The current relation ship between airlines and travel agents and travel agents and consumers can only survive if it is acknowledged that travel agents do have the right to negotiate compensation for services rendered. An 'open skies' agreement between the US and EU will also contribute to a rapid demise of a global distribution network because consolidation and concentration will increase along the lines of trade-blocs. The nearly finalized merger between KLM and Air France might be a first indication.
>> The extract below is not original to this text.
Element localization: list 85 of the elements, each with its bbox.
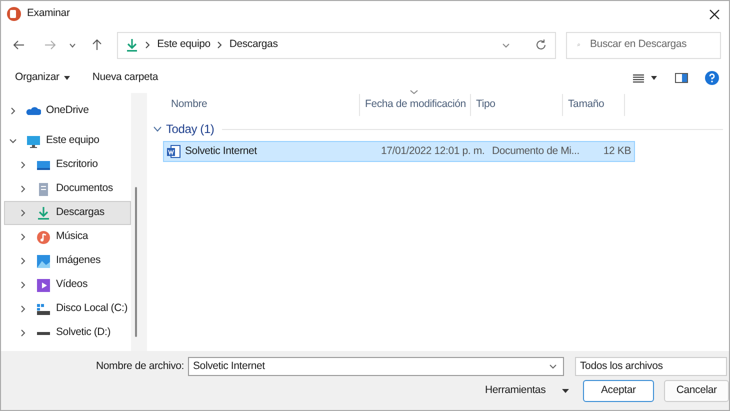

This is what Jaco Appelman argues in his dissertation: Governance of Global Interorganizational Tourism Networks: Changing forms of co-ordination between the travel agency and aviation sector, that he will defend on the March 19 at the Erasmus University Rotterdam.
Liberalization, deregulation and the Internet caused a transition to a service-fee environment in the US. Customers pay a fee for the services travel agents perform at their request. In this market several big carriers compete in a national economic space or market. Appelman researched if and how deregulation and new applications of web based information technology change the forms of co-ordination that govern the distribution relationship between airlines and travel agencies. He argues that there is a chance that more pronounced trade-bloc formation between the US and EU leads to a less global ticket distribution system than it currently is. For the traveler, such a development will mean longer and more awkward transit-times, more lost luggage, more expensive tickets and more difficulties in planning and assembling a trip.
At a more general level it is argued that mobility is central and normal in developed market-driven economies, that the travel sector plays an important role in the generation and diffusion of innovations and that travel agencies feel that they are forced to use the electronic channels erected by airlines. Internet and all other changes associated with it will not wipe away travel agencies, but especially the small-leisure based travel agencies will suffer and there is a danger that the innovative propensity of the travel sector will erode. That is why the current forms of co-ordination need to be adjusted and not abandoned. This will only work if airlines acknowledge that in a principal (airline)-agency (travel-agent) relationship an agent needs to be compensated for the acceptance of an unequal position and the fact that services are performed on behalf of a principal.